The euro area expectations to close 2025 with 1.3% year-on-year GDP growth in Q4, marking the slowest expansion in a year but broadly in line with expectations. The data confirms what many economists have described as a “low-speed expansion”, the economy is growing, but without strong acceleration in private investment or external demand.

Consensus forecasts suggest that annual growth is likely to remain near 1.2–1.3% through early 2026, reflecting structural constraints such as weak manufacturing activity, cautious corporate spending, and uneven performance across member states.

GDP

Source: Eurostat

The 6.2% unemployment paradox

The unemployment rate declined to 6.2%, the lowest since October 2024. This suggests that businesses, despite slower growth, are not aggressively cutting labor.
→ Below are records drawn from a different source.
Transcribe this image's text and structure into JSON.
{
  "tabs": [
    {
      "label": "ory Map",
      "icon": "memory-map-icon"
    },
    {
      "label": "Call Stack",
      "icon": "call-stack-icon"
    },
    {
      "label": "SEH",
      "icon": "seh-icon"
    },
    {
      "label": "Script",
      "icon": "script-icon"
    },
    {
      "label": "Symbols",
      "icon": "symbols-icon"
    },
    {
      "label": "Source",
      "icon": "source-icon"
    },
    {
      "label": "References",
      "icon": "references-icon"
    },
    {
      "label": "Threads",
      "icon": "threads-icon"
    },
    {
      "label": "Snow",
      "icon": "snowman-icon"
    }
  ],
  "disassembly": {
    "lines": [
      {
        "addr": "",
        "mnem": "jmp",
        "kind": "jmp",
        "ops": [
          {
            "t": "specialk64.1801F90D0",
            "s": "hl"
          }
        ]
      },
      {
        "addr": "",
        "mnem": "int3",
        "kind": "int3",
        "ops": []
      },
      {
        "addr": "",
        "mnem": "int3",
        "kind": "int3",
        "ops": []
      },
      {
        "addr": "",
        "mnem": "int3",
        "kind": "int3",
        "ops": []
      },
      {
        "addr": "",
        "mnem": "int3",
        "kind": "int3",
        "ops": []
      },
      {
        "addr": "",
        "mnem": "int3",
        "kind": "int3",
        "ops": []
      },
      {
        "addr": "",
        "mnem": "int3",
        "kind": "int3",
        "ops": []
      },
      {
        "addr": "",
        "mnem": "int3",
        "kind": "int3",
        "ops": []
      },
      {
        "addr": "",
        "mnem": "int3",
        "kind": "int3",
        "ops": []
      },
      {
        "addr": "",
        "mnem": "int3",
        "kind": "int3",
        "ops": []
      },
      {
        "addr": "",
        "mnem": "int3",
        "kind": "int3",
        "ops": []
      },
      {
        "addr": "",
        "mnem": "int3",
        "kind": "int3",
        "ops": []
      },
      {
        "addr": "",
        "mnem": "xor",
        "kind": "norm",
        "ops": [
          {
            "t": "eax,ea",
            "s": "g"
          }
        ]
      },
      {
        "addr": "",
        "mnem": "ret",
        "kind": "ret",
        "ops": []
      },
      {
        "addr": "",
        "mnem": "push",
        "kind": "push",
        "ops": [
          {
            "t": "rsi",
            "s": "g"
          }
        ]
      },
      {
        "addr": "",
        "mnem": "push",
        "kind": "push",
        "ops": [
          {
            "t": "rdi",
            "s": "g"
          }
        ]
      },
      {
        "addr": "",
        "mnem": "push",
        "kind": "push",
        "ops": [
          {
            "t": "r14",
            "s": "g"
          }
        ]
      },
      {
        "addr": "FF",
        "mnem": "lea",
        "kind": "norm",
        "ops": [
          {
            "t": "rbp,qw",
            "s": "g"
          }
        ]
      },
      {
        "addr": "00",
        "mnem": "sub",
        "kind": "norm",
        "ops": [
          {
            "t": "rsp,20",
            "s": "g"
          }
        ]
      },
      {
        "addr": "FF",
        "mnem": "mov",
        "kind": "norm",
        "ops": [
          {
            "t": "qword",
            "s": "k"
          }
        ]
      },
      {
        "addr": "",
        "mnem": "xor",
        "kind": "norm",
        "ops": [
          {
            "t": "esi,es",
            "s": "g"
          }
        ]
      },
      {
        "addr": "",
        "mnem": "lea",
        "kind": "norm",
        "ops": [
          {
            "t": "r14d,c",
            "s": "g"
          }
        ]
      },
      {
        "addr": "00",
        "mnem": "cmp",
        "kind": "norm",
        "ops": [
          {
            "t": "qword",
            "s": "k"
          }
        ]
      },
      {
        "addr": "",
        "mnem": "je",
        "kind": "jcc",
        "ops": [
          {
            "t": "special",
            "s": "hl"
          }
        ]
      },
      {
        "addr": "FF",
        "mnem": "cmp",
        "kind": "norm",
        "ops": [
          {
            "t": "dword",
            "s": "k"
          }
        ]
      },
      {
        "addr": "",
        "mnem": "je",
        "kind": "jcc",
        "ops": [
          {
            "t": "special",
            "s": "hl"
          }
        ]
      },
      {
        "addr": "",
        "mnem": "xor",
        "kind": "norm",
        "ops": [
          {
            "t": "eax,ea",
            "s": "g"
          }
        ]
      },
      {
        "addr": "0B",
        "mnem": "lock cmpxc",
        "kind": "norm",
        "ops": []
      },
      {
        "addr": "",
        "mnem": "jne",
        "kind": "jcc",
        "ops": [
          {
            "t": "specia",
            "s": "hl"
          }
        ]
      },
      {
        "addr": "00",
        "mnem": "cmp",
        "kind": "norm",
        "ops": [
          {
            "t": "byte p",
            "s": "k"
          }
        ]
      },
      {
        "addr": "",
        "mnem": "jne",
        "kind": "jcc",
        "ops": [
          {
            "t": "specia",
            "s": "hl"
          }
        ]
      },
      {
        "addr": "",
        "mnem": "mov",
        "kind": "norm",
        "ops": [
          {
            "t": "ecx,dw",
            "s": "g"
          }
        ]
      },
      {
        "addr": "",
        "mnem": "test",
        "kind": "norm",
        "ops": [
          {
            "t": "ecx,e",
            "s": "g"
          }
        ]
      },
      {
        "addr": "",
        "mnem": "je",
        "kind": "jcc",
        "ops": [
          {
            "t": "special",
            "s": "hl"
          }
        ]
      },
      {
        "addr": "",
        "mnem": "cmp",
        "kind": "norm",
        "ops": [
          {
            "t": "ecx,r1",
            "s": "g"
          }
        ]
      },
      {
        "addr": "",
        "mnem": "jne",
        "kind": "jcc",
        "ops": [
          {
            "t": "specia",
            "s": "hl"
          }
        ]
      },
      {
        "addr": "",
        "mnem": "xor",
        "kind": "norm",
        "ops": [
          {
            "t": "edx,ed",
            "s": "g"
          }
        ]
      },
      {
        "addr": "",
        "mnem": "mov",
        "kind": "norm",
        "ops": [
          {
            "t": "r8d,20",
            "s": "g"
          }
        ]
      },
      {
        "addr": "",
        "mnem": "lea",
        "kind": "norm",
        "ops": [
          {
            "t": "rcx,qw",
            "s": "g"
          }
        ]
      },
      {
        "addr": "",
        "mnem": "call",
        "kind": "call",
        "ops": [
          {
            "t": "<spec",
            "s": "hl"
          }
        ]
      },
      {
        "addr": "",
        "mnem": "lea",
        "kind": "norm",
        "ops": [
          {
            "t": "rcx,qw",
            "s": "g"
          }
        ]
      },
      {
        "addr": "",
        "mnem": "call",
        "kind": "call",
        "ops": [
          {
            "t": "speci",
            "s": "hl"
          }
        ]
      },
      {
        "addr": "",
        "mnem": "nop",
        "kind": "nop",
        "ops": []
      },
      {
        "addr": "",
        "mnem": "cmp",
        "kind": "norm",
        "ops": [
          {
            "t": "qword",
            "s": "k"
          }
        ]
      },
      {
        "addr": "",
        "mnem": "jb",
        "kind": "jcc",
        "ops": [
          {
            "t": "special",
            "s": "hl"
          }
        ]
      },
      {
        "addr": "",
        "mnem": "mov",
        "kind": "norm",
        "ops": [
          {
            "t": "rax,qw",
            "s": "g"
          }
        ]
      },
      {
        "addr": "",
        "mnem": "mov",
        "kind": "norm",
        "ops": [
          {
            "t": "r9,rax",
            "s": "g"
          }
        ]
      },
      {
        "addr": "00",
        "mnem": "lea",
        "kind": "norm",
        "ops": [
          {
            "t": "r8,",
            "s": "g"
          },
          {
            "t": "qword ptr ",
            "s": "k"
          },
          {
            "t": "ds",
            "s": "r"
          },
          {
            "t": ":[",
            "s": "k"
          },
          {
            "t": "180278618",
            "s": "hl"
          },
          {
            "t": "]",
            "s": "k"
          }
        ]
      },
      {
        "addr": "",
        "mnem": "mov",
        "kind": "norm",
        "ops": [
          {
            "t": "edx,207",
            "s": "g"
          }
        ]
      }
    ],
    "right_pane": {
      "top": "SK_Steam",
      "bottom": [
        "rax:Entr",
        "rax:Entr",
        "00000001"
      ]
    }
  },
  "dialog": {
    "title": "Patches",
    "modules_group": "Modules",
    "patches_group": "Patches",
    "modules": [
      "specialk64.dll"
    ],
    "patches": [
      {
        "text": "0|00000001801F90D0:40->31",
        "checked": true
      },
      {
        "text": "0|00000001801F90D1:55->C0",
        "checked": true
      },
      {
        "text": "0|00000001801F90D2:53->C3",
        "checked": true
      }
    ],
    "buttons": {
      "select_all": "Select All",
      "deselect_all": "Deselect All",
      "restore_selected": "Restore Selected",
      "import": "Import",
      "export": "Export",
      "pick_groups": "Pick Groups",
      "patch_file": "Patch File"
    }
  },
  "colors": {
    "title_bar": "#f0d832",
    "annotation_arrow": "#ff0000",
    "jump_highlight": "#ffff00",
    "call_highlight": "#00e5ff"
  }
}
Employment resilience is helping to stabilize household income and consumption.

Yet productivity growth remains modest. If economic momentum weakens further in Q2, firms may eventually slow hiring or reduce hours worked, which could soften domestic demand.

For now, however, the labor market remains one of the euro area’s strongest pillars.

EU unemployment

Source: Eurostat

Inflation below target

In January, annual inflation eased to 1.7%, its lowest reading since September 2024 and below the European Central Bank’s 2% target. However, the picture beneath the headline is important. Core inflation has moderated but remains sensitive to wage negotiations, particularly in services sectors. If wage growth cools more rapidly in the first half of 2026, inflation could remain below target for longer than policymakers anticipate.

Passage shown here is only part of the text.